Researchers at the University of Bern and Inselspital, Bern University Hospital have demonstrated how sensors that record movement patterns could help detect health problems in the elderly, including old-age depression, risk of falls or cognitive impairment, at an early stage. In the future, this could help seniors to live a self-determined life at home for longer and relieve increasing pressure on the healthcare system.
Specific changes in our movement patterns can be indicators of several health problems: For instance, decrease in strength often correlates with risk of falls, mild cognitive impairment, depression, sleep problems, respiratory problems, cardiac arrhythmias and increasing myocardial weakness or worsening of a COVID-19 infection. In older individuals, systematic detection of such changes could help identify chronic diseases such as dementia, Parkinson's disease, or heart disease at an early stage. These age-related health problems are often discovered late, and their progression is usually difficult to assess objectively.
An interdisciplinary research team led by Tobias Nef of the ARTORG Center for Biomedical Engineering Research, and Professor Emeritus of Cardiology Hugo Saner of the University of Bern and Bern University Hospital, now shows how large-scale, sensor-based health monitoring could tackle these problems. The researchers combined a variety of everyday activity and behavior patterns measured by sensors in the homes of elderly study participants helping them to create a summary picture. "We used non-contact sensors at home to create an extensive collection of digital measures that capture broad parts of daily life, behavior and physiology, in order to identify health risks of older people at an early stage," explains study first author and postdoctoral researcher Dr. Narayan Schütz. This may benefit early detection as well as foster development of personalized treatments and research into new therapeutic approaches and drugs. The study was published in npj Digital Medicine.
Reliable system accepted by seniors
The researchers initially collected 1,268 health parameters using non-interaction sensors particularly tailored to the senior demographic. The deployed system consists of simple, contactless motion sensors in each room, a bed sensor under the mattress, and door sensors on the front door and on the refrigerator. Connected to a base station, the system analyzes the registered motion signals and can inform relatives or an alarm center in the event of problems or emergencies - such as when a person does not return to bed at night. The researchers then evaluated the data collected in this way using machine learning approaches.

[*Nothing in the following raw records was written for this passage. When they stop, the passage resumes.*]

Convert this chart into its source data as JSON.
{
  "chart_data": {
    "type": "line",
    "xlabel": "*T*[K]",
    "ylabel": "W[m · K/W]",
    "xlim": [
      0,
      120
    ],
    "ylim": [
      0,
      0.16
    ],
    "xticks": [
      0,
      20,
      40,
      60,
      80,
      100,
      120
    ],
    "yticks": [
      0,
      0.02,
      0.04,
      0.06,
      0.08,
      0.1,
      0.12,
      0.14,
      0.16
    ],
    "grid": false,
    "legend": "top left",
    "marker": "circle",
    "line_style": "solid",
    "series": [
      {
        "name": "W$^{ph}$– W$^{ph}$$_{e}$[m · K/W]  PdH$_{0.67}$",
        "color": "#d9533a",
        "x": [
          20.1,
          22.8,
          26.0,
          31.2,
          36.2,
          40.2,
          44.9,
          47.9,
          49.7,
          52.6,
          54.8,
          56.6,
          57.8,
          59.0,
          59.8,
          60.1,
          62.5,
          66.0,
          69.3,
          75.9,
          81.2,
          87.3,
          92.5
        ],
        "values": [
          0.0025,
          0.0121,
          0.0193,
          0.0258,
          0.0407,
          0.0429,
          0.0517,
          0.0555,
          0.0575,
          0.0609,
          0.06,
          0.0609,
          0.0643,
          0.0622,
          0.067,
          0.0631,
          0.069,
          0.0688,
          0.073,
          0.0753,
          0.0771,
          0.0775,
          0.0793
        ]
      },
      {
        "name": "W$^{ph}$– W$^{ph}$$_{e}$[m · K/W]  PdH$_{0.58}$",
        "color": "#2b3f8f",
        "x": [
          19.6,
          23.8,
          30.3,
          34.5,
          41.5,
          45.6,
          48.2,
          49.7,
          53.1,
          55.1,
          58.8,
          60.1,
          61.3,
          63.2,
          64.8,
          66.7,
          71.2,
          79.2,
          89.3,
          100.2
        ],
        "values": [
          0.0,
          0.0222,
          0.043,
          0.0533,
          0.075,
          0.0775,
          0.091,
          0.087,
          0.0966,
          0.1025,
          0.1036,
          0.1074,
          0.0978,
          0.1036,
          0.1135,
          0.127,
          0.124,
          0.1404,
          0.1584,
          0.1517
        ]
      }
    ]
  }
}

"We were able to show that such a systems approach - in contrast to the common use of a few health metrics - allows to detect age-relevant health problems such as cognitive impairment, fall risk or frailty surprisingly well," says Tobias Nef, Professor of Gerontechnology and Rehabilitation at the ARTORG Center and co-last author of the study. Compared to wearable devices, this sensor-based home monitoring approach was perceived well among seniors: As the interdisciplinary research group led by Tobias Nef and Hugo Saner was able to prove in a scientific collaboration of computer science, behavioral research and medicine spanning more than ten years, older test subjects in Switzerland found the daily operation of mobile devices rather cumbersome, and some were unable to handle them at all due to dexterity or cognitive problems. In particular, older adults above 80 years of age clearly preferred a zero-interaction system such as the one used in the study.

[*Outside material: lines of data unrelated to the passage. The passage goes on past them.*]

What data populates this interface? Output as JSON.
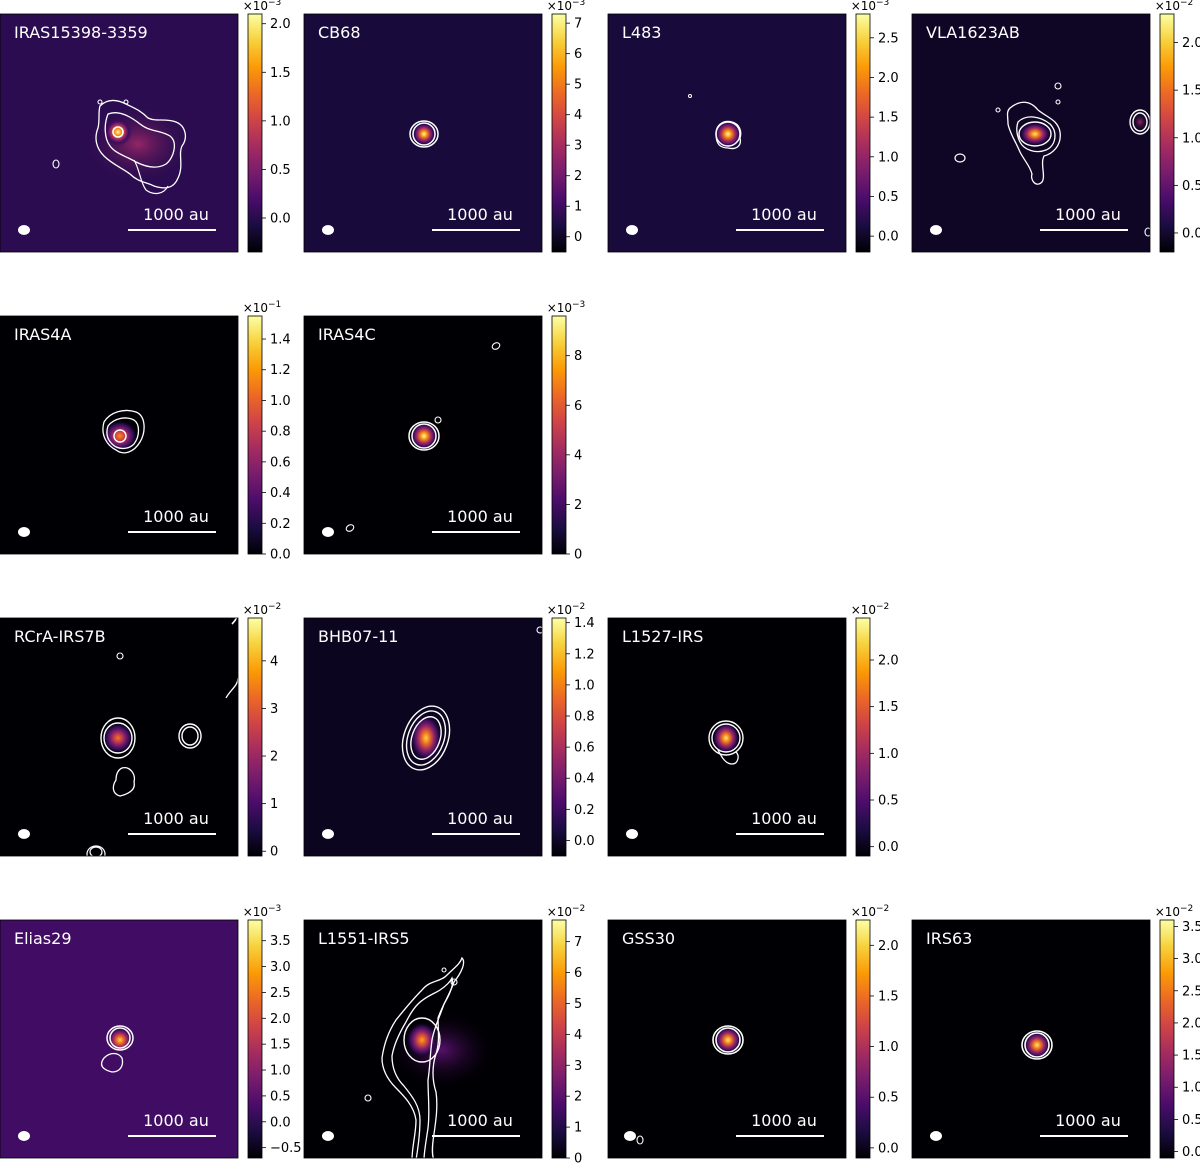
{
  "figure": {
    "scalebar_label": "1000 au",
    "colormap": [
      "#000004",
      "#1b0c41",
      "#4a0c6b",
      "#781c6d",
      "#a52c60",
      "#cf4446",
      "#ed6925",
      "#fb9b06",
      "#f7d13d",
      "#fcffa4"
    ],
    "contour_color": "#ffffff"
  },
  "chart_data": [
    {
      "type": "heatmap",
      "title": "IRAS15398-3359",
      "exponent": "-3",
      "clim": [
        -0.35,
        2.1
      ],
      "ticks": [
        0.0,
        0.5,
        1.0,
        1.5,
        2.0
      ],
      "tick_labels": [
        "0.0",
        "0.5",
        "1.0",
        "1.5",
        "2.0"
      ],
      "background_level": 0.15,
      "source_peak": 1.0,
      "extended_emission": true
    },
    {
      "type": "heatmap",
      "title": "CB68",
      "exponent": "-3",
      "clim": [
        -0.5,
        7.3
      ],
      "ticks": [
        0,
        1,
        2,
        3,
        4,
        5,
        6,
        7
      ],
      "tick_labels": [
        "0",
        "1",
        "2",
        "3",
        "4",
        "5",
        "6",
        "7"
      ],
      "background_level": 0.1,
      "source_peak": 1.0
    },
    {
      "type": "heatmap",
      "title": "L483",
      "exponent": "-3",
      "clim": [
        -0.2,
        2.8
      ],
      "ticks": [
        0.0,
        0.5,
        1.0,
        1.5,
        2.0,
        2.5
      ],
      "tick_labels": [
        "0.0",
        "0.5",
        "1.0",
        "1.5",
        "2.0",
        "2.5"
      ],
      "background_level": 0.1,
      "source_peak": 1.0
    },
    {
      "type": "heatmap",
      "title": "VLA1623AB",
      "exponent": "-2",
      "clim": [
        -0.2,
        2.3
      ],
      "ticks": [
        0.0,
        0.5,
        1.0,
        1.5,
        2.0
      ],
      "tick_labels": [
        "0.0",
        "0.5",
        "1.0",
        "1.5",
        "2.0"
      ],
      "background_level": 0.06,
      "source_peak": 0.95,
      "secondary_source": true
    },
    {
      "type": "heatmap",
      "title": "IRAS4A",
      "exponent": "-1",
      "clim": [
        0.0,
        1.55
      ],
      "ticks": [
        0.0,
        0.2,
        0.4,
        0.6,
        0.8,
        1.0,
        1.2,
        1.4
      ],
      "tick_labels": [
        "0.0",
        "0.2",
        "0.4",
        "0.6",
        "0.8",
        "1.0",
        "1.2",
        "1.4"
      ],
      "background_level": 0.0,
      "source_peak": 0.75
    },
    {
      "type": "heatmap",
      "title": "IRAS4C",
      "exponent": "-3",
      "clim": [
        0.0,
        9.6
      ],
      "ticks": [
        0,
        2,
        4,
        6,
        8
      ],
      "tick_labels": [
        "0",
        "2",
        "4",
        "6",
        "8"
      ],
      "background_level": 0.0,
      "source_peak": 1.0
    },
    {
      "type": "heatmap",
      "title": "RCrA-IRS7B",
      "exponent": "-2",
      "clim": [
        -0.1,
        4.9
      ],
      "ticks": [
        0,
        1,
        2,
        3,
        4
      ],
      "tick_labels": [
        "0",
        "1",
        "2",
        "3",
        "4"
      ],
      "background_level": 0.0,
      "source_peak": 0.7
    },
    {
      "type": "heatmap",
      "title": "BHB07-11",
      "exponent": "-2",
      "clim": [
        -0.1,
        1.43
      ],
      "ticks": [
        0.0,
        0.2,
        0.4,
        0.6,
        0.8,
        1.0,
        1.2,
        1.4
      ],
      "tick_labels": [
        "0.0",
        "0.2",
        "0.4",
        "0.6",
        "0.8",
        "1.0",
        "1.2",
        "1.4"
      ],
      "background_level": 0.05,
      "source_peak": 0.9
    },
    {
      "type": "heatmap",
      "title": "L1527-IRS",
      "exponent": "-2",
      "clim": [
        -0.1,
        2.45
      ],
      "ticks": [
        0.0,
        0.5,
        1.0,
        1.5,
        2.0
      ],
      "tick_labels": [
        "0.0",
        "0.5",
        "1.0",
        "1.5",
        "2.0"
      ],
      "background_level": 0.0,
      "source_peak": 0.95
    },
    {
      "type": "heatmap",
      "title": "Elias29",
      "exponent": "-3",
      "clim": [
        -0.7,
        3.9
      ],
      "ticks": [
        -0.5,
        0.0,
        0.5,
        1.0,
        1.5,
        2.0,
        2.5,
        3.0,
        3.5
      ],
      "tick_labels": [
        "−0.5",
        "0.0",
        "0.5",
        "1.0",
        "1.5",
        "2.0",
        "2.5",
        "3.0",
        "3.5"
      ],
      "background_level": 0.2,
      "source_peak": 0.9
    },
    {
      "type": "heatmap",
      "title": "L1551-IRS5",
      "exponent": "-2",
      "clim": [
        0.0,
        7.7
      ],
      "ticks": [
        0,
        1,
        2,
        3,
        4,
        5,
        6,
        7
      ],
      "tick_labels": [
        "0",
        "1",
        "2",
        "3",
        "4",
        "5",
        "6",
        "7"
      ],
      "background_level": 0.0,
      "source_peak": 0.8,
      "extended_emission": true
    },
    {
      "type": "heatmap",
      "title": "GSS30",
      "exponent": "-2",
      "clim": [
        -0.1,
        2.25
      ],
      "ticks": [
        0.0,
        0.5,
        1.0,
        1.5,
        2.0
      ],
      "tick_labels": [
        "0.0",
        "0.5",
        "1.0",
        "1.5",
        "2.0"
      ],
      "background_level": 0.0,
      "source_peak": 0.95
    },
    {
      "type": "heatmap",
      "title": "IRS63",
      "exponent": "-2",
      "clim": [
        -0.1,
        3.6
      ],
      "ticks": [
        0.0,
        0.5,
        1.0,
        1.5,
        2.0,
        2.5,
        3.0,
        3.5
      ],
      "tick_labels": [
        "0.0",
        "0.5",
        "1.0",
        "1.5",
        "2.0",
        "2.5",
        "3.0",
        "3.5"
      ],
      "background_level": 0.0,
      "source_peak": 0.95
    }
  ]
}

In addition, data protection and privacy are prioritized: "To ensure privacy and data protection on a technical level, the highest Swiss and European medical data security standards are applied", Narayan Schütz points out. To secure privacy, the deployed sensors also do not record sound or video and their installation is entirely voluntary - both aspects that the study participants appreciated.
The evaluation and combination of the large amount of everyday health data also offers the potential to identify possible new aging-relevant digital biomarkers: "For example, we found indications that fall risk could significantly depend on certain sleep parameters," explains Tobias Nef.

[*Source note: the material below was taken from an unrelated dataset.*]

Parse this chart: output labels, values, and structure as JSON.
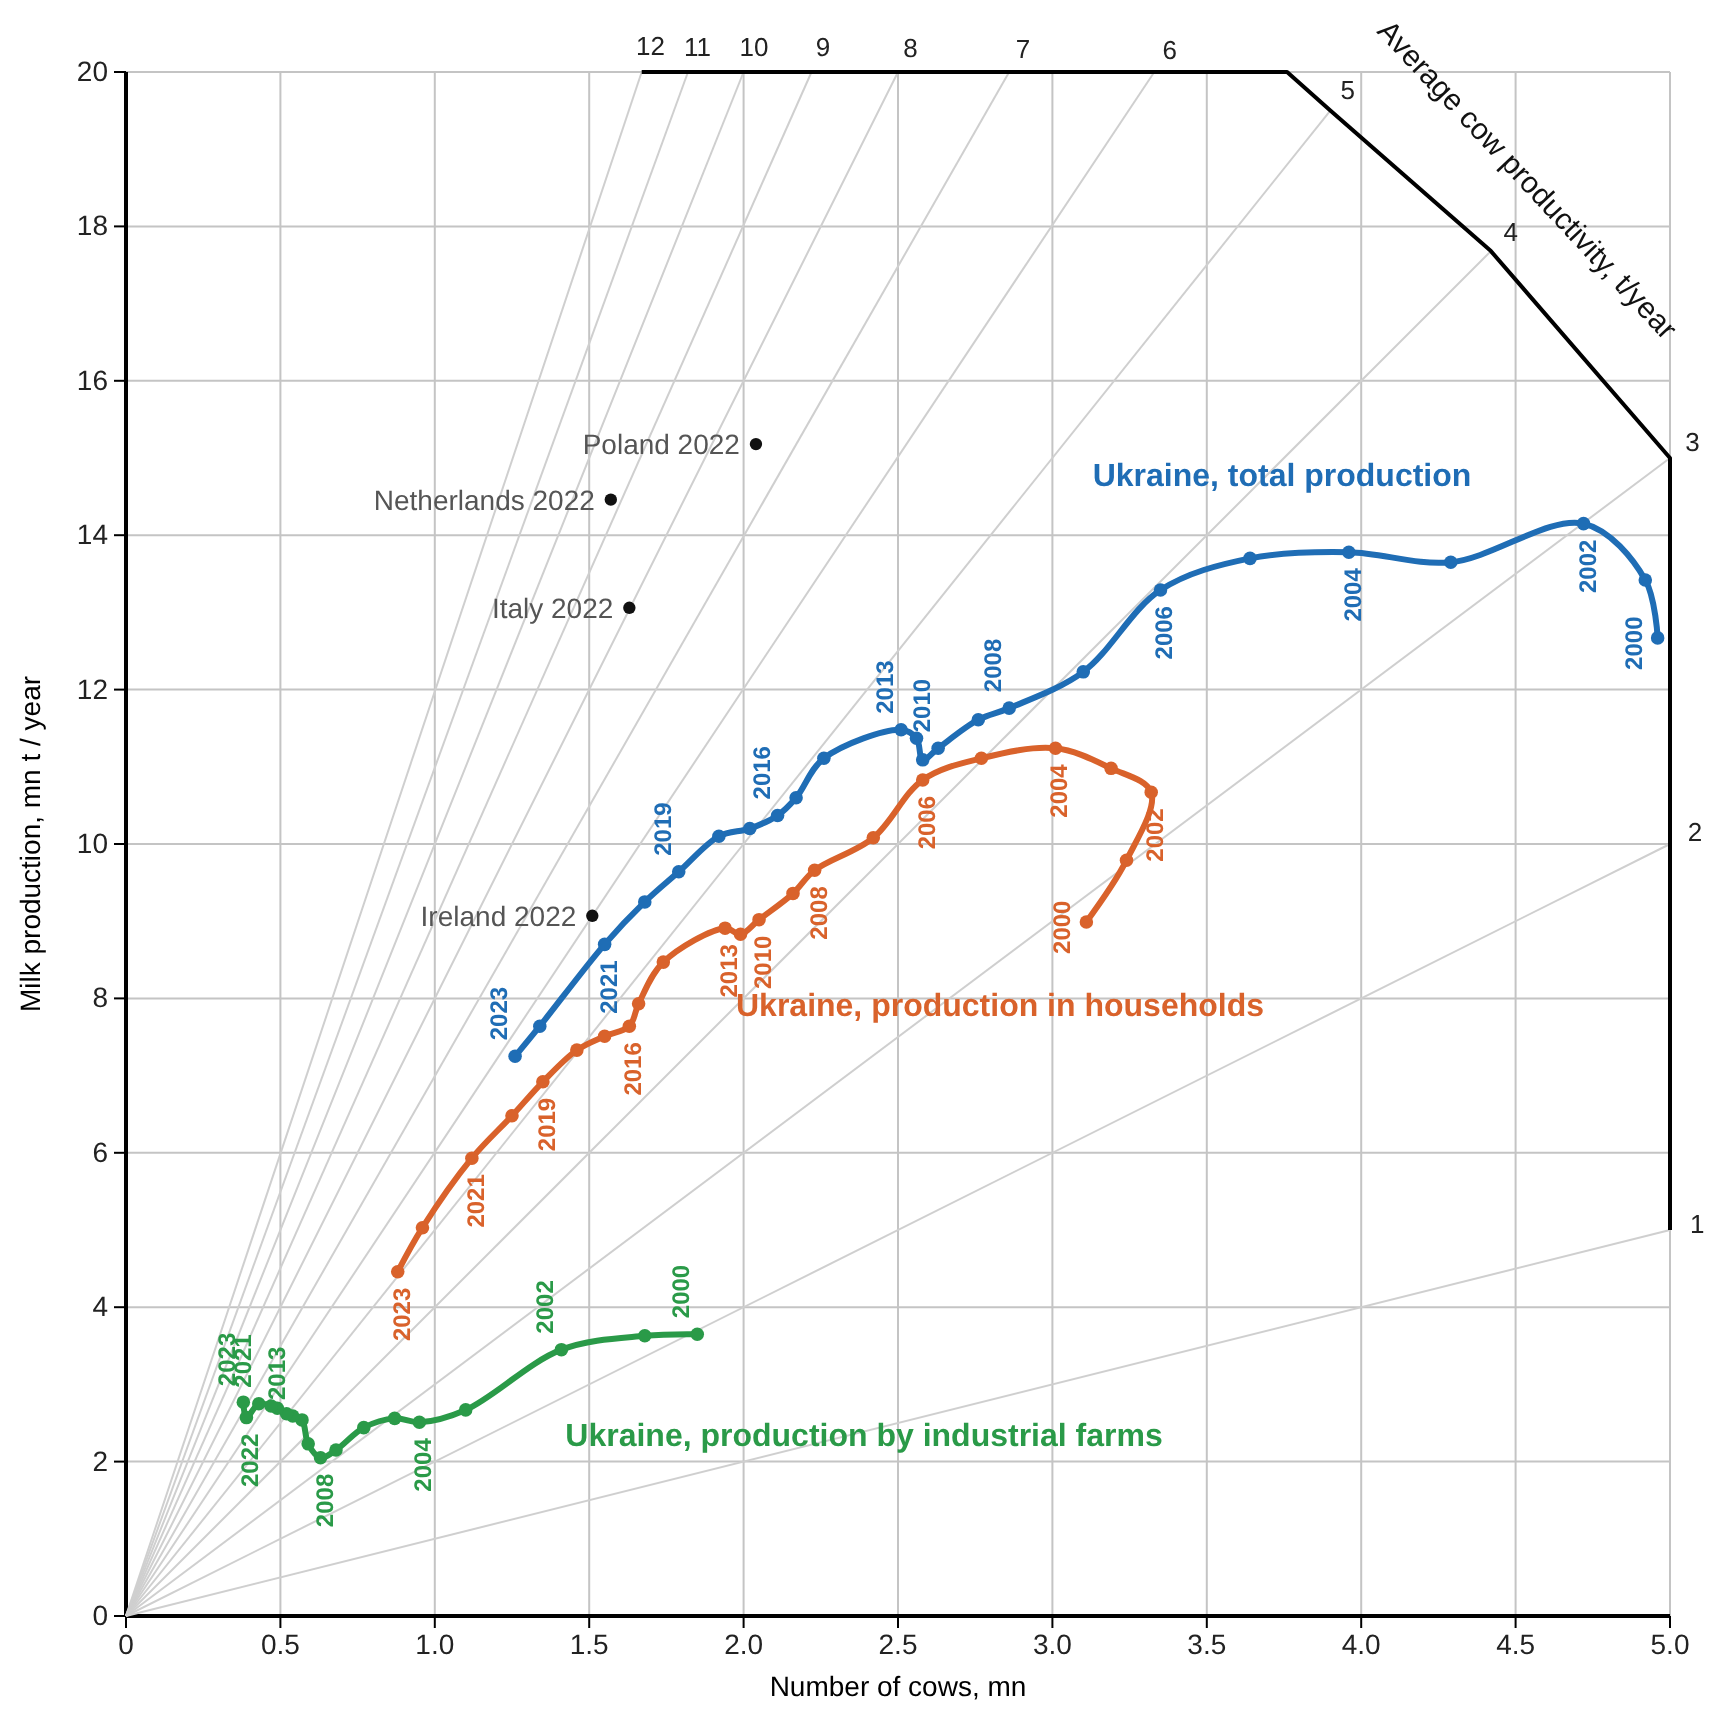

Prof. Hugo Saner, who was responsible for clinical data collection and is co-last author of the study, assesses the clinical relevance of the results: "Such a system marks a milestone in early detection of worsening health for seniors living alone into old age. We assume that it can make a significant contribution to enabling older people to live at home for as long as possible by delaying hospital admissions and transfers to nursing institutions or, in the best case, even avoiding them." According to the researchers, better early detection, and personalized treatment of typical diseases of old age would not only help older people achieve better health, but also reduce healthcare costs.